Wie der Kölner Stadtanzeiger berichtet, möchte nun auch Nokia einen Straßenbilderdienst ähnlich Google Street View anbieten. Demnach sollen die Aufnahmen dafür in Frankreich und Großbritannien starten. In Deutschland möchte der Konzern zunächst die Entwicklung um Street View abwarten.
Denn obwohl die Google-Autos mit ihren Kameras nach Konzernangaben bereits seit zwei Jahren durch Deutschland fahren und 360-Grad-Bilder von Städten aufnehmen, erreichte die Debatte um mögliche Verletzungen der Privatsphäre erst diesen Sommer ihren Höhepunkt. Datenschützer schlugen Alarm, warnten vor unzulässigen Eingriffen in die Privatsphäre. Auch die Datenschutzbeauftragten von Bund und Ländern machten gegen Google Street View mobil und zwangen den Konzern zum Einlenken. Nun können Bürger gegen die Abbildung ihres Hauses im Rahmen des neuen Dienstes Widerspruch einlegen. Auch Nummernschilder und Personen sollen unkenntlich gemacht werden.
Reale vs. virtuelle Straße
Doch warum eigentlich die ganze Aufregung? Muss jetzt jeder, der auf der Straße Bilder macht, Angst vor den Datenschutzbeauftragten haben? Tatsächlich ist es doch eine schöne Sache, virtuell durch Städte zu spazieren, in die sonst bloß teure Flugreisen führen würden. Außerdem werden alle Aufnahmen von öffentlichen Straßen gemacht. Es gibt also nichts zu sehen, was nicht ohnehin jeder sehen könnte. Datenschützer bemühen gerne das Beispiel vom Ehemann, der auf einem Foto mit seiner Geliebten zu sehen ist. Doch mal ehrlich: Wer schaut, ob er seinen Partner auf Street View beim Seitensprung erwischt? Menschen in peinlichen Situationen gibt es auch auf der echten Straße. Sind sie nun peinlicher, weil sie auch auf der virtuellen zu sehen sind? Wohl kaum.
Aber Google Street View ist mehr als nur eine bloße Bildersammlung. Es ist ein weiteres Symbol der immer mehr ausufernden Datensammelwut großer Konzerne. Ob der gerade eingegebene Suchbegriff, welche Videos auf YouTube geschaut wurden oder das Klickverhalten bei den Suchergebnissen: Google liest mit. Vor diesem Horten von Daten warnen Experten schon lange. Nicht einmal sie wissen genau, was Google damit anstellt. Wo und wie werden sie gespeichert? Wer hat Zugriff darauf? Das weiß nur Google selbst.

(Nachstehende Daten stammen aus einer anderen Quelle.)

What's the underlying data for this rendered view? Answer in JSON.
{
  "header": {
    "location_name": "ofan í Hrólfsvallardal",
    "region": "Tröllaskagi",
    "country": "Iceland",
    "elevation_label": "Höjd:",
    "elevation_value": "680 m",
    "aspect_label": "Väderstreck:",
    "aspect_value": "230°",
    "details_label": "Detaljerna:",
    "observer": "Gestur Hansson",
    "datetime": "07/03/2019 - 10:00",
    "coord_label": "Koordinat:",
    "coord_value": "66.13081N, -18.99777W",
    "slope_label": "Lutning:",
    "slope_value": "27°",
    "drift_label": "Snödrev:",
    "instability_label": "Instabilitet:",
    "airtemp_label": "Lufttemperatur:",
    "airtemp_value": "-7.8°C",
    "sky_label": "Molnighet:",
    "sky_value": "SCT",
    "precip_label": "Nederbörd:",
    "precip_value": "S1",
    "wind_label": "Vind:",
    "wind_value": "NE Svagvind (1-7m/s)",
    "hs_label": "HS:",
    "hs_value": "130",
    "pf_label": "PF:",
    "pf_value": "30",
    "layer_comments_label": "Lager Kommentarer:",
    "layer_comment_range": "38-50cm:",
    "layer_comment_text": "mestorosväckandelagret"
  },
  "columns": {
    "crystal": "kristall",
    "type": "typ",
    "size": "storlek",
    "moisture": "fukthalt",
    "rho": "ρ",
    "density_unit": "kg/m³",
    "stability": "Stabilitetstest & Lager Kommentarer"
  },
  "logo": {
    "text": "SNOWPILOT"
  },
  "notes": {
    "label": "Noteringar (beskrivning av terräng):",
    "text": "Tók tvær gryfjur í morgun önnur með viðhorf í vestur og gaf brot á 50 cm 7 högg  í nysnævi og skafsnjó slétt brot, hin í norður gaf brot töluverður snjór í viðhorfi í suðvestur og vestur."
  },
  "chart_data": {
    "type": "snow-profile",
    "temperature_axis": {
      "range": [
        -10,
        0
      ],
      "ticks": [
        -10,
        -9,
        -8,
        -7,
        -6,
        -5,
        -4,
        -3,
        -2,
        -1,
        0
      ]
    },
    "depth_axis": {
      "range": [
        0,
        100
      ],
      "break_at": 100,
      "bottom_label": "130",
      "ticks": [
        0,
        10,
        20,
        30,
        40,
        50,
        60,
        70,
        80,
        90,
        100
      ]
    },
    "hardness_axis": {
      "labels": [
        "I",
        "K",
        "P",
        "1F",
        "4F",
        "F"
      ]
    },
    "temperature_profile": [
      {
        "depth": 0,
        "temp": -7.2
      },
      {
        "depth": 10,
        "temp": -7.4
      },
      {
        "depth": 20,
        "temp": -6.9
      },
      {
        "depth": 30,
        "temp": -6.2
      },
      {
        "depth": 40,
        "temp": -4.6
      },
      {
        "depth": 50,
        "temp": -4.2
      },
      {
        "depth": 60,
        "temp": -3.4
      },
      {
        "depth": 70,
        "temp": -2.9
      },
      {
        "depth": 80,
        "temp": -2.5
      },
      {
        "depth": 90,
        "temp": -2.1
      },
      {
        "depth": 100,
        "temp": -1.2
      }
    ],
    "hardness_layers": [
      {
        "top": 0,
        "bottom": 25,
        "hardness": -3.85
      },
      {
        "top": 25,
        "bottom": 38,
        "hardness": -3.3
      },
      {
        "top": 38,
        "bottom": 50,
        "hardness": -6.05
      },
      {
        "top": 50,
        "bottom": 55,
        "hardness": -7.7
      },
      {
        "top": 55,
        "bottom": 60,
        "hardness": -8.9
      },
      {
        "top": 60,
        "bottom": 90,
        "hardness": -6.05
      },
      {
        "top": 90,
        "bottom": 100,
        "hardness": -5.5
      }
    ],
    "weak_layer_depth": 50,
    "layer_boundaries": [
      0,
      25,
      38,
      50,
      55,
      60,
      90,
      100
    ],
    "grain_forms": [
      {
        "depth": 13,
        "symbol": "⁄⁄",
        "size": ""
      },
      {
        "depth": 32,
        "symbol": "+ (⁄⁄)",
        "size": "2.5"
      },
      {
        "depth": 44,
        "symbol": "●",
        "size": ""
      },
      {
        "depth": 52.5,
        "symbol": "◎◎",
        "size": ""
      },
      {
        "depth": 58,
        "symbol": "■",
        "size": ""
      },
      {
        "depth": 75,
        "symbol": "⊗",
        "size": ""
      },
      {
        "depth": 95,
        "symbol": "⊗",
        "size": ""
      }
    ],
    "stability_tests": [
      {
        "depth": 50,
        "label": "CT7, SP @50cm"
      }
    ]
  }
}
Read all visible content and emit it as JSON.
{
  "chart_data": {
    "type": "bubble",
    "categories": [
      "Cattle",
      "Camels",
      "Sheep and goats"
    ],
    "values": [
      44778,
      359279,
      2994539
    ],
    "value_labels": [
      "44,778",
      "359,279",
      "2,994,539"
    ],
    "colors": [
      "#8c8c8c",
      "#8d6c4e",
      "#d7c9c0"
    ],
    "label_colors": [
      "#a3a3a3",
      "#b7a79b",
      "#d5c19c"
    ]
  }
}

Die großen Brüder – Sie beobachten dich
Und Google ist nicht alleine: Social Networks wie Facebook, Twitter und studiVZ, Onlineshops, Suchmaschinen oder auch der Staat: Sie alle sammeln riesige Mengen persönlicher Informationen. Was wäre, wenn all diese Daten vernetzt würden? Vielleicht genügt in ein paar Jahren ein Klick auf ein Gebäude bei Google Street View und wir wissen alles über den entsprechenden Bewohner. Dazu gehören natürlich Geburtsdatum, persönliche Beziehungen, Job, Fotos, Vorlieben und so weiter. Es fehlt nur an der Vernetzung bereits bestehender Informationen.
Auf der anderen Seite beteuern die Anbieter stets die Einhaltung von Gesetzen und Datenschutzbestimmungen. Doch diese Gesetze sind veraltet. Sie taugen nur bedingt dazu, neue technischen Entwicklungen und Möglichkeiten von sozialen Netzwerken oder Diensten wie Street View rechtlich zu beurteilen. Hier muss die Politik dringend neue Rahmenbedingungen schaffen und die Gesetze dem aktuellen Entwicklungsstand anpassen. Selbst mit grundlegenden Gesetzen scheint Google es nicht so genau zu nehmen. Wie konnte es sonst passieren, dass die Autos neben Fotos auch den privaten E-Mailverkehr mitschnitten? Waren da etwa doch nicht nur Kameras auf dem Autodach?
Die große Resonanz der Bürger auf die Widerspruchmöglichkeit bei Google Street View zeigt, dass die Bürger langsam genug haben: Genug von den Datensammlern an jeder Ecke, genug davon sich für Konzerne oder Staat datentechnisch zu entblößen. Sie realisieren, dass der gläserne Bürger längst keine Science-Fiction, sondern Realität geworden ist. Auch wenn die Debatte um Google Street View teilweise mit fragwürdigen Argumenten geführt wird, hilft sie hoffentlich den Menschen ein Bewusstsein für die mit Datensammlungen verbundenen Gefahren und die Tätigkeiten von Konzernen und Staat zu geben. Liebe Datenkraken, wir beobachten euch.